Others will look to learning for reasons not connected directly with the labour market at all, including the army of volunteers who keep our civil society going. Voluntary action takes many forms - from the role grandparents play in family learning; to the people who keep faith communities vibrant; from local councillors to visitors in hospices; from local historians to match day stewards, and coaches for sports teams. It includes, too, of course the army of volunteers making the University of the Third Age such a success. All these groups have learning needs - so it is welcome that the current white paper promises a fresh look at how best to combine the range of initiatives and local resources available to support adult learning to flourish. But fresh thinking is not to be matched by a fresh financial strategy.
So 15 years in, facing cutbacks in further education funding for adults over thirty, and the chance to shape the agenda for learning for personal and community development there is ample opportunity to make this year's Adult Learners' Week an occasion for lobbying again. How much provision can you expect within reach of where you live? How much can you be expected to pay, and how much should we expect employers to pay? Everyone recognises the state can't pay for everything - but how much should we spend on adult learning - and within that how much on learning at work, for work, or in the community? These are questions for all of us. Adult Learners' Week provides an ideal framework to address them, and, as ever examples aplenty of the return on investment and impact on people's lives.
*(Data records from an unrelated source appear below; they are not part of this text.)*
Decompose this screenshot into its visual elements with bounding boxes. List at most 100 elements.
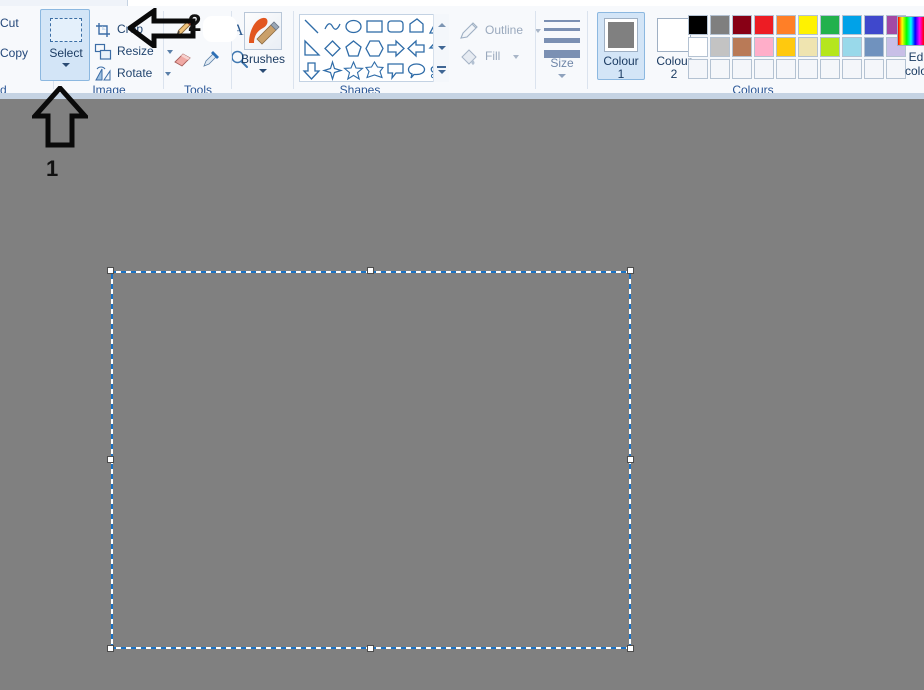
shape-diamond-icon[interactable] bbox=[322, 38, 343, 59]
brushes-button[interactable] bbox=[244, 12, 282, 50]
palette-swatch[interactable] bbox=[798, 15, 818, 35]
fill-bucket-icon bbox=[459, 47, 479, 67]
brushes-button-label: Brushes bbox=[240, 52, 286, 66]
chevron-down-icon[interactable] bbox=[513, 55, 519, 59]
rotate-icon bbox=[94, 65, 112, 83]
colour2-swatch[interactable] bbox=[657, 18, 691, 52]
palette-swatch[interactable] bbox=[820, 37, 840, 57]
selection-handle-middle-left[interactable] bbox=[107, 456, 114, 463]
shape-polygon-icon[interactable] bbox=[406, 16, 427, 37]
colour2-label-text: Colour bbox=[656, 54, 692, 68]
size-button-label: Size bbox=[550, 56, 574, 70]
palette-swatch[interactable] bbox=[754, 59, 774, 79]
selection-handle-bottom-left[interactable] bbox=[107, 645, 114, 652]
palette-swatch[interactable] bbox=[798, 37, 818, 57]
ribbon-group-shapes: Outline Fill Shapes bbox=[294, 6, 541, 99]
select-rectangle-icon bbox=[50, 18, 82, 42]
palette-swatch[interactable] bbox=[842, 37, 862, 57]
colour2-label-number: 2 bbox=[670, 67, 678, 81]
shape-left-arrow-icon[interactable] bbox=[406, 38, 427, 59]
palette-swatch[interactable] bbox=[864, 15, 884, 35]
shape-line-icon[interactable] bbox=[301, 16, 322, 37]
palette-swatch[interactable] bbox=[864, 59, 884, 79]
annotation-white-smudge bbox=[203, 16, 237, 42]
copy-button[interactable]: Copy bbox=[0, 46, 28, 60]
selection-handle-top-right[interactable] bbox=[627, 267, 634, 274]
shapes-gallery[interactable] bbox=[299, 14, 449, 82]
palette-swatch[interactable] bbox=[820, 15, 840, 35]
palette-swatch[interactable] bbox=[688, 37, 708, 57]
shape-down-arrow-icon[interactable] bbox=[301, 60, 322, 81]
selection-handle-bottom-right[interactable] bbox=[627, 645, 634, 652]
edit-colours-label: Ed colo bbox=[893, 50, 924, 78]
menu-bar-icon bbox=[437, 66, 446, 68]
edit-colours-button[interactable]: Ed colo bbox=[893, 12, 924, 84]
shape-pentagon-icon[interactable] bbox=[343, 38, 364, 59]
chevron-down-icon[interactable] bbox=[558, 74, 566, 78]
palette-swatch[interactable] bbox=[732, 15, 752, 35]
shape-oval-icon[interactable] bbox=[343, 16, 364, 37]
selection-handle-bottom-center[interactable] bbox=[367, 645, 374, 652]
selection-handle-middle-right[interactable] bbox=[627, 456, 634, 463]
shape-five-point-star-icon[interactable] bbox=[343, 60, 364, 81]
shape-curve-icon[interactable] bbox=[322, 16, 343, 37]
paint-window: Cut Copy d Select Crop Resize Rotate Ima… bbox=[0, 0, 924, 690]
size-option-3[interactable] bbox=[544, 38, 580, 43]
shape-hexagon-icon[interactable] bbox=[364, 38, 385, 59]
selection-marching-ants bbox=[111, 271, 631, 649]
palette-swatch[interactable] bbox=[842, 15, 862, 35]
palette-swatch[interactable] bbox=[754, 15, 774, 35]
selection-handle-top-center[interactable] bbox=[367, 267, 374, 274]
size-option-1[interactable] bbox=[544, 20, 580, 22]
scroll-down-button[interactable] bbox=[434, 37, 449, 59]
left-arrow-annotation bbox=[125, 6, 196, 51]
chevron-down-icon bbox=[438, 70, 446, 74]
cut-button[interactable]: Cut bbox=[0, 16, 19, 30]
colour1-swatch-fill bbox=[608, 22, 634, 48]
palette-swatch[interactable] bbox=[710, 15, 730, 35]
palette-swatch[interactable] bbox=[688, 15, 708, 35]
canvas-selection[interactable] bbox=[107, 267, 634, 652]
canvas-area[interactable] bbox=[0, 99, 924, 690]
palette-swatch[interactable] bbox=[776, 37, 796, 57]
palette-swatch[interactable] bbox=[864, 37, 884, 57]
shape-six-point-star-icon[interactable] bbox=[364, 60, 385, 81]
annotation-number-2: 2 bbox=[188, 10, 202, 37]
chevron-down-icon[interactable] bbox=[62, 63, 70, 67]
eraser-tool[interactable] bbox=[172, 48, 194, 70]
colour2-swatch-fill bbox=[661, 22, 687, 48]
palette-swatch[interactable] bbox=[688, 59, 708, 79]
colour1-swatch[interactable] bbox=[604, 18, 638, 52]
palette-swatch[interactable] bbox=[754, 37, 774, 57]
scroll-up-button[interactable] bbox=[434, 14, 449, 36]
palette-swatch[interactable] bbox=[710, 59, 730, 79]
shape-four-point-star-icon[interactable] bbox=[321, 59, 344, 82]
palette-swatch[interactable] bbox=[732, 37, 752, 57]
chevron-down-icon bbox=[438, 46, 446, 50]
palette-swatch[interactable] bbox=[842, 59, 862, 79]
shape-rectangle-icon[interactable] bbox=[364, 16, 385, 37]
select-button[interactable]: Select bbox=[40, 9, 90, 81]
palette-swatch[interactable] bbox=[798, 59, 818, 79]
outline-label: Outline bbox=[485, 23, 524, 37]
select-button-label: Select bbox=[49, 46, 83, 60]
palette-swatch[interactable] bbox=[732, 59, 752, 79]
annotation-number-1: 1 bbox=[46, 156, 59, 181]
shape-right-arrow-icon[interactable] bbox=[385, 38, 406, 59]
shapes-scrollbar[interactable] bbox=[433, 14, 449, 82]
selection-handle-top-left[interactable] bbox=[107, 267, 114, 274]
shape-rectangular-callout-icon[interactable] bbox=[385, 60, 406, 81]
shapes-more-button[interactable] bbox=[434, 60, 449, 82]
palette-swatch[interactable] bbox=[820, 59, 840, 79]
chevron-down-icon[interactable] bbox=[259, 69, 267, 73]
palette-swatch[interactable] bbox=[776, 59, 796, 79]
shape-right-triangle-icon[interactable] bbox=[301, 38, 322, 59]
ribbon-group-colours: Colour 1 Colour 2 Ed colo Colours bbox=[588, 6, 924, 99]
shape-oval-callout-icon[interactable] bbox=[406, 60, 427, 81]
palette-swatch[interactable] bbox=[710, 37, 730, 57]
size-option-2[interactable] bbox=[544, 28, 580, 31]
shape-rounded-rectangle-icon[interactable] bbox=[385, 16, 406, 37]
edit-colours-label-line: colo bbox=[904, 64, 924, 78]
colour-picker-tool[interactable] bbox=[200, 48, 222, 70]
palette-swatch[interactable] bbox=[776, 15, 796, 35]
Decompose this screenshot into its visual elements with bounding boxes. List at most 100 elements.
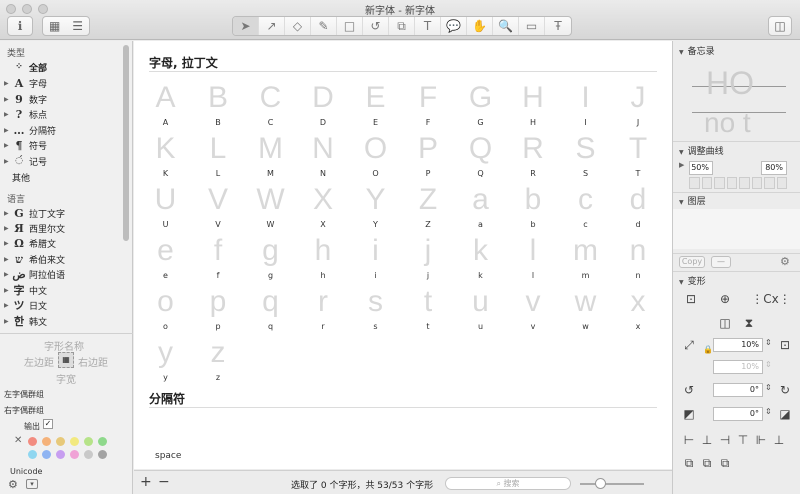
glyph-cell-R[interactable]: RR — [507, 132, 560, 182]
slant-field[interactable]: 0° — [713, 407, 763, 421]
glyph-cell-T[interactable]: TT — [612, 132, 665, 182]
glyph-cell-Z[interactable]: ZZ — [402, 183, 455, 233]
glyph-cell-o[interactable]: oo — [139, 285, 192, 335]
disclosure-triangle-icon[interactable]: ▼ — [679, 279, 684, 286]
align-top-icon[interactable]: ⊤ — [735, 432, 751, 448]
glyph-cell-j[interactable]: jj — [402, 234, 455, 284]
glyph-cell-w[interactable]: ww — [559, 285, 612, 335]
curve-presets[interactable] — [689, 177, 787, 189]
glyph-cell-X[interactable]: XX — [297, 183, 350, 233]
color-swatch-dark-green[interactable] — [98, 437, 107, 446]
sidebar-item-greek[interactable]: ▶ Ω 希腊文 — [4, 236, 56, 250]
align-bottom-icon[interactable]: ⊥ — [771, 432, 787, 448]
select-all-layers-icon[interactable]: ↗ — [259, 17, 285, 35]
glyph-cell-F[interactable]: FF — [402, 81, 455, 131]
glyph-cell-N[interactable]: NN — [297, 132, 350, 182]
lock-icon[interactable]: 🔒 — [703, 345, 713, 354]
glyph-cell-n[interactable]: nn — [612, 234, 665, 284]
disclosure-triangle-icon[interactable]: ▶ — [4, 302, 12, 309]
glyph-cell-l[interactable]: ll — [507, 234, 560, 284]
glyph-cell-a[interactable]: aa — [454, 183, 507, 233]
copy-button[interactable]: Copy — [679, 256, 705, 268]
glyph-cell-b[interactable]: bb — [507, 183, 560, 233]
align-middle-icon[interactable]: ⊩ — [753, 432, 769, 448]
rotate-right-icon[interactable]: ↻ — [777, 382, 793, 398]
disclosure-triangle-icon[interactable]: ▶ — [4, 127, 12, 134]
glyph-cell-v[interactable]: vv — [507, 285, 560, 335]
glyph-cell-u[interactable]: uu — [454, 285, 507, 335]
glyph-cell-r[interactable]: rr — [297, 285, 350, 335]
color-swatch-dark-blue[interactable] — [42, 450, 51, 459]
left-kerning-group-label[interactable]: 左字偶群组 — [4, 389, 44, 400]
zoom-tool-icon[interactable]: 🔍 — [493, 17, 519, 35]
right-kerning-group-label[interactable]: 右字偶群组 — [4, 405, 44, 416]
curve-right-field[interactable]: 80% — [761, 161, 787, 175]
glyph-cell-L[interactable]: LL — [192, 132, 245, 182]
color-swatch-orange[interactable] — [42, 437, 51, 446]
union-icon[interactable]: ⧉ — [681, 455, 697, 471]
align-left-icon[interactable]: ⊢ — [681, 432, 697, 448]
unicode-label[interactable]: Unicode — [10, 467, 42, 476]
disclosure-triangle-icon[interactable]: ▼ — [679, 149, 684, 156]
disclosure-triangle-icon[interactable]: ▼ — [679, 199, 684, 206]
glyph-cell-m[interactable]: mm — [559, 234, 612, 284]
glyph-cell-h[interactable]: hh — [297, 234, 350, 284]
sidebar-item-cyrillic[interactable]: ▶ Я 西里尔文 — [4, 221, 65, 235]
glyph-cell-E[interactable]: EE — [349, 81, 402, 131]
glyph-cell-space[interactable]: space — [155, 451, 181, 461]
slant-stepper[interactable]: ⇕ — [765, 407, 772, 416]
glyph-cell-x[interactable]: xx — [612, 285, 665, 335]
scale-tool-icon[interactable]: ⧉ — [389, 17, 415, 35]
pencil-tool-icon[interactable]: ✎ — [311, 17, 337, 35]
glyph-cell-M[interactable]: MM — [244, 132, 297, 182]
color-swatch-light-blue[interactable] — [28, 450, 37, 459]
color-swatch-brown[interactable] — [56, 437, 65, 446]
remove-glyph-button[interactable]: − — [158, 474, 170, 490]
scale-stepper[interactable]: ⇕ — [765, 338, 772, 347]
disclosure-triangle-icon[interactable]: ▶ — [4, 80, 12, 87]
sidebar-item-all[interactable]: ⁘ 全部 — [4, 60, 47, 74]
slant-right-icon[interactable]: ◪ — [777, 406, 793, 422]
glyph-cell-i[interactable]: ii — [349, 234, 402, 284]
glyph-cell-U[interactable]: UU — [139, 183, 192, 233]
disclosure-triangle-icon[interactable]: ▶ — [4, 271, 12, 278]
sidebar-item-latin[interactable]: ▶ G 拉丁文字 — [4, 206, 65, 220]
glyph-cell-W[interactable]: WW — [244, 183, 297, 233]
toggle-sidebar-button[interactable]: ◫ — [768, 16, 792, 36]
sidebar-item-letters[interactable]: ▶ A 字母 — [4, 76, 47, 90]
glyph-cell-t[interactable]: tt — [402, 285, 455, 335]
scale-icon[interactable]: ⤢ — [681, 337, 697, 353]
transform-origin-icon[interactable]: ⊡ — [683, 291, 699, 307]
slant-left-icon[interactable]: ◩ — [681, 406, 697, 422]
hand-tool-icon[interactable]: ✋ — [467, 17, 493, 35]
add-glyph-button[interactable]: + — [140, 474, 152, 490]
right-sidebearing-label[interactable]: 右边距 — [78, 354, 108, 369]
disclosure-triangle-icon[interactable]: ▼ — [679, 49, 684, 56]
glyph-cell-I[interactable]: II — [559, 81, 612, 131]
sidebar-item-punctuation[interactable]: ▶ ? 标点 — [4, 107, 47, 121]
glyph-cell-c[interactable]: cc — [559, 183, 612, 233]
glyph-cell-q[interactable]: qq — [244, 285, 297, 335]
align-center-h-icon[interactable]: ⊥ — [699, 432, 715, 448]
sidebar-item-korean[interactable]: ▶ 한 韩文 — [4, 314, 47, 328]
disclosure-triangle-icon[interactable]: ▶ — [4, 287, 12, 294]
glyph-cell-Q[interactable]: QQ — [454, 132, 507, 182]
rectangle-tool-icon[interactable]: □ — [337, 17, 363, 35]
glyph-cell-D[interactable]: DD — [297, 81, 350, 131]
glyph-cell-C[interactable]: CC — [244, 81, 297, 131]
left-sidebearing-label[interactable]: 左边距 — [24, 354, 54, 369]
sidebar-item-japanese[interactable]: ▶ ツ 日文 — [4, 298, 47, 312]
layers-list[interactable] — [673, 209, 800, 249]
scale-y-stepper[interactable]: ⇕ — [765, 360, 772, 369]
measure-tool-icon[interactable]: ▭ — [519, 17, 545, 35]
scale-y-field[interactable]: 10% — [713, 360, 763, 374]
glyph-cell-P[interactable]: PP — [402, 132, 455, 182]
cx-origin-icon[interactable]: ⋮Cx⋮ — [751, 291, 791, 307]
sidebar-item-numbers[interactable]: ▶ 9 数字 — [4, 92, 47, 106]
type-tool-icon[interactable]: Ŧ — [545, 17, 571, 35]
select-tool-icon[interactable]: ➤ — [233, 17, 259, 35]
disclosure-triangle-icon[interactable]: ▶ — [4, 158, 12, 165]
rotate-field[interactable]: 0° — [713, 383, 763, 397]
dropdown-icon[interactable]: ▾ — [26, 479, 38, 489]
disclosure-triangle-icon[interactable]: ▶ — [4, 111, 12, 118]
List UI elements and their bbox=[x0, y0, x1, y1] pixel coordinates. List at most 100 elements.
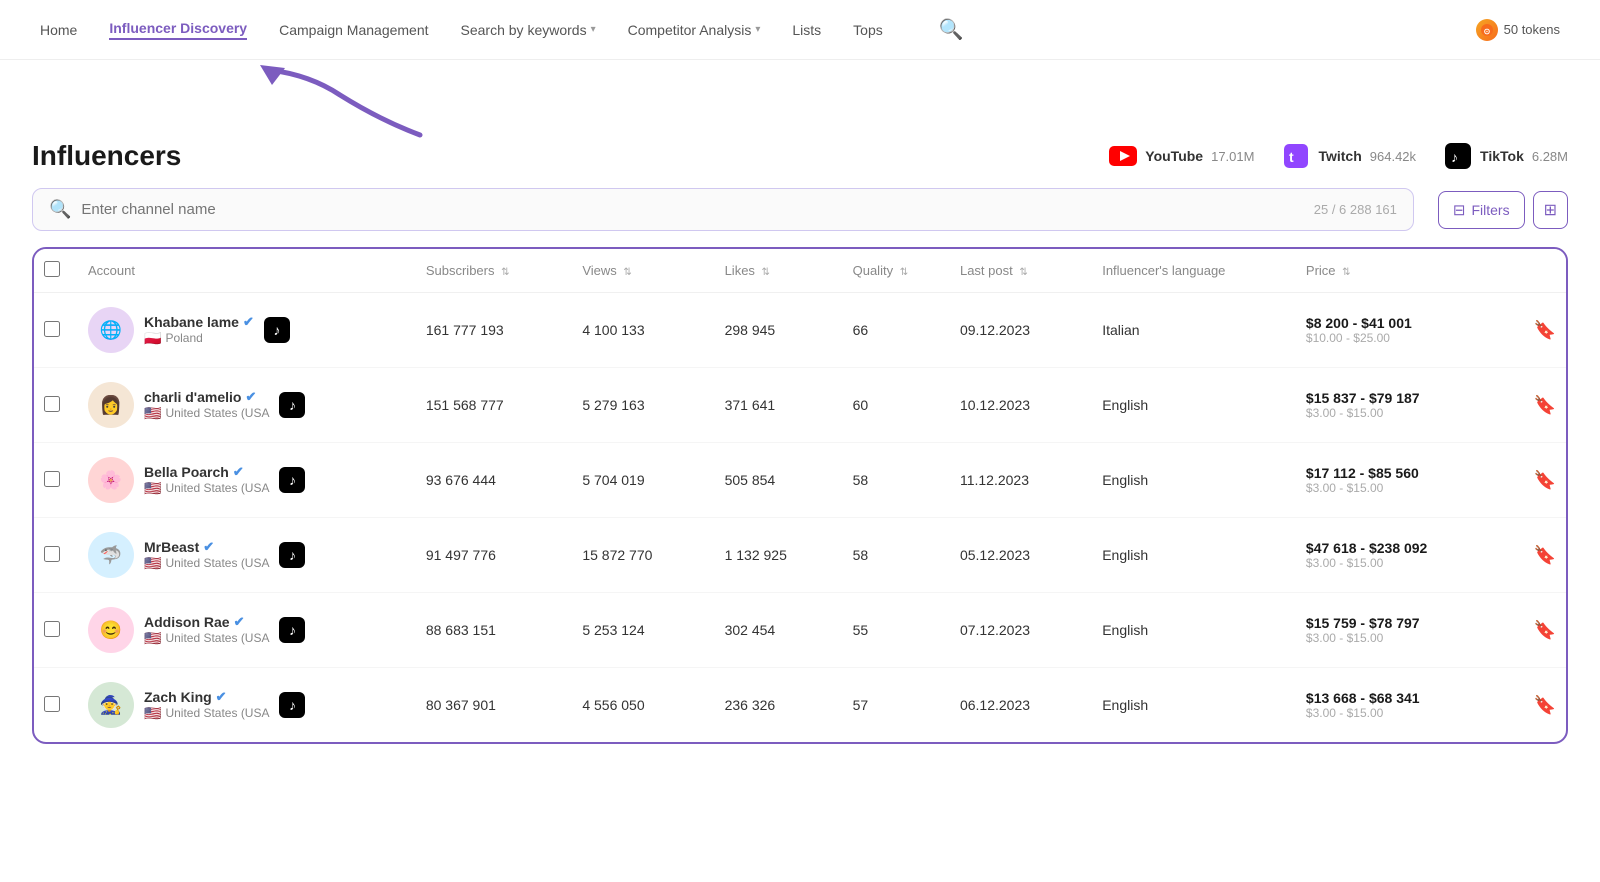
bookmark-cell[interactable]: 🔖 bbox=[1524, 443, 1566, 518]
col-header-price[interactable]: Price ⇅ bbox=[1296, 249, 1524, 293]
nav-campaign-management[interactable]: Campaign Management bbox=[279, 22, 428, 38]
subscribers-cell: 151 568 777 bbox=[416, 368, 572, 443]
filters-button[interactable]: ⊟ Filters bbox=[1438, 191, 1525, 229]
bookmark-cell[interactable]: 🔖 bbox=[1524, 518, 1566, 593]
subscribers-cell: 88 683 151 bbox=[416, 593, 572, 668]
table-row: 🌸 Bella Poarch ✔ 🇺🇸 United States (USA ♪… bbox=[34, 443, 1566, 518]
account-name: Zach King ✔ bbox=[144, 689, 269, 705]
col-header-last-post[interactable]: Last post ⇅ bbox=[950, 249, 1092, 293]
row-checkbox[interactable] bbox=[44, 396, 60, 412]
account-country: 🇺🇸 United States (USA bbox=[144, 705, 269, 722]
row-checkbox[interactable] bbox=[44, 471, 60, 487]
col-header-likes[interactable]: Likes ⇅ bbox=[715, 249, 843, 293]
youtube-label: YouTube bbox=[1145, 148, 1203, 164]
quality-cell: 57 bbox=[843, 668, 950, 743]
price-cell: $17 112 - $85 560 $3.00 - $15.00 bbox=[1296, 443, 1524, 518]
col-header-quality[interactable]: Quality ⇅ bbox=[843, 249, 950, 293]
row-checkbox[interactable] bbox=[44, 546, 60, 562]
likes-cell: 298 945 bbox=[715, 293, 843, 368]
views-cell: 5 279 163 bbox=[572, 368, 714, 443]
bookmark-cell[interactable]: 🔖 bbox=[1524, 368, 1566, 443]
nav-tops[interactable]: Tops bbox=[853, 22, 883, 38]
account-info: MrBeast ✔ 🇺🇸 United States (USA bbox=[144, 539, 269, 572]
bookmark-cell[interactable]: 🔖 bbox=[1524, 668, 1566, 743]
search-count: 25 / 6 288 161 bbox=[1314, 202, 1397, 217]
filter-lines-icon: ⊟ bbox=[1453, 201, 1466, 219]
nav-competitor-analysis[interactable]: Competitor Analysis ▾ bbox=[628, 22, 761, 38]
twitch-badge[interactable]: t Twitch 964.42k bbox=[1282, 142, 1416, 170]
account-country: 🇺🇸 United States (USA bbox=[144, 405, 269, 422]
col-header-subscribers[interactable]: Subscribers ⇅ bbox=[416, 249, 572, 293]
tiktok-count: 6.28M bbox=[1532, 149, 1568, 164]
navigation: Home Influencer Discovery Campaign Manag… bbox=[0, 0, 1600, 60]
bookmark-cell[interactable]: 🔖 bbox=[1524, 293, 1566, 368]
likes-cell: 505 854 bbox=[715, 443, 843, 518]
price-main: $47 618 - $238 092 bbox=[1306, 540, 1514, 556]
avatar: 🌐 bbox=[88, 307, 134, 353]
nav-lists[interactable]: Lists bbox=[792, 22, 821, 38]
svg-text:♪: ♪ bbox=[1451, 149, 1458, 165]
arrow-icon bbox=[200, 60, 460, 140]
platform-tiktok-icon: ♪ bbox=[264, 317, 290, 343]
views-cell: 4 100 133 bbox=[572, 293, 714, 368]
influencer-table: Account Subscribers ⇅ Views ⇅ Likes ⇅ Qu… bbox=[34, 249, 1566, 742]
influencer-table-wrap: Account Subscribers ⇅ Views ⇅ Likes ⇅ Qu… bbox=[0, 247, 1600, 744]
account-info: Addison Rae ✔ 🇺🇸 United States (USA bbox=[144, 614, 269, 647]
language-cell: English bbox=[1092, 593, 1296, 668]
platform-tiktok-icon: ♪ bbox=[279, 692, 305, 718]
sort-icon: ⇅ bbox=[501, 267, 509, 278]
sort-icon: ⇅ bbox=[900, 267, 908, 278]
sort-icon: ⇅ bbox=[762, 267, 770, 278]
nav-influencer-discovery[interactable]: Influencer Discovery bbox=[109, 20, 247, 40]
twitch-label: Twitch bbox=[1318, 148, 1361, 164]
price-cell: $15 837 - $79 187 $3.00 - $15.00 bbox=[1296, 368, 1524, 443]
avatar: 😊 bbox=[88, 607, 134, 653]
subscribers-cell: 91 497 776 bbox=[416, 518, 572, 593]
likes-cell: 302 454 bbox=[715, 593, 843, 668]
settings-filter-button[interactable]: ⊞ bbox=[1533, 191, 1568, 229]
quality-cell: 55 bbox=[843, 593, 950, 668]
verified-icon: ✔ bbox=[245, 389, 256, 405]
youtube-count: 17.01M bbox=[1211, 149, 1254, 164]
price-cell: $13 668 - $68 341 $3.00 - $15.00 bbox=[1296, 668, 1524, 743]
youtube-badge[interactable]: YouTube 17.01M bbox=[1109, 142, 1254, 170]
price-main: $13 668 - $68 341 bbox=[1306, 690, 1514, 706]
flag-icon: 🇺🇸 bbox=[144, 705, 161, 722]
arrow-decoration bbox=[0, 60, 1600, 140]
last-post-cell: 09.12.2023 bbox=[950, 293, 1092, 368]
price-main: $15 759 - $78 797 bbox=[1306, 615, 1514, 631]
select-all-checkbox[interactable] bbox=[44, 261, 60, 277]
row-checkbox[interactable] bbox=[44, 621, 60, 637]
last-post-cell: 06.12.2023 bbox=[950, 668, 1092, 743]
price-sub: $3.00 - $15.00 bbox=[1306, 631, 1514, 645]
col-header-bookmark bbox=[1524, 249, 1566, 293]
account-country: 🇺🇸 United States (USA bbox=[144, 480, 269, 497]
quality-cell: 58 bbox=[843, 518, 950, 593]
bookmark-icon[interactable]: 🔖 bbox=[1534, 695, 1556, 715]
account-cell: 🧙 Zach King ✔ 🇺🇸 United States (USA ♪ bbox=[88, 682, 406, 728]
account-info: charli d'amelio ✔ 🇺🇸 United States (USA bbox=[144, 389, 269, 422]
bookmark-icon[interactable]: 🔖 bbox=[1534, 470, 1556, 490]
bookmark-icon[interactable]: 🔖 bbox=[1534, 320, 1556, 340]
account-name: Bella Poarch ✔ bbox=[144, 464, 269, 480]
price-main: $17 112 - $85 560 bbox=[1306, 465, 1514, 481]
quality-cell: 60 bbox=[843, 368, 950, 443]
bookmark-cell[interactable]: 🔖 bbox=[1524, 593, 1566, 668]
bookmark-icon[interactable]: 🔖 bbox=[1534, 620, 1556, 640]
nav-home[interactable]: Home bbox=[40, 22, 77, 38]
tiktok-badge[interactable]: ♪ TikTok 6.28M bbox=[1444, 142, 1568, 170]
row-checkbox[interactable] bbox=[44, 696, 60, 712]
bookmark-icon[interactable]: 🔖 bbox=[1534, 395, 1556, 415]
page-header: Influencers YouTube 17.01M t Twitch 964.… bbox=[0, 140, 1600, 188]
language-cell: English bbox=[1092, 443, 1296, 518]
row-checkbox[interactable] bbox=[44, 321, 60, 337]
search-input[interactable] bbox=[81, 201, 1303, 218]
quality-cell: 66 bbox=[843, 293, 950, 368]
search-icon[interactable]: 🔍 bbox=[939, 17, 964, 42]
nav-search-by-keywords[interactable]: Search by keywords ▾ bbox=[461, 22, 596, 38]
language-cell: Italian bbox=[1092, 293, 1296, 368]
sort-icon: ⇅ bbox=[1019, 267, 1027, 278]
bookmark-icon[interactable]: 🔖 bbox=[1534, 545, 1556, 565]
tiktok-label: TikTok bbox=[1480, 148, 1524, 164]
col-header-views[interactable]: Views ⇅ bbox=[572, 249, 714, 293]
Alan Tuckett is director of Niacewww.niace.org.ukwww.esf.gov.uk
Before discovering literacy lessons, Scott Cator, above, admits to being suicidal and a violent alcoholic.
Now, several years on, Scott, from Great Yarmouth, has been named the 2006 Adult Learners Week European Social Fund eastern award winner. Scott, 35, progressed through literacy and numeracy to first aid and food hygiene courses, and is now studying GCSE maths - and hoping to take a foundation course in counselling. And he's even finding time to help set up a user involvement group for Norfolk Community Alcohol Service.
"Without adult education I wouldn't be where I am today," he says. "In the past I wouldn't do anything involving paperwork because it scared me and I didn't want to look stupid, but I'm not afraid of it any more."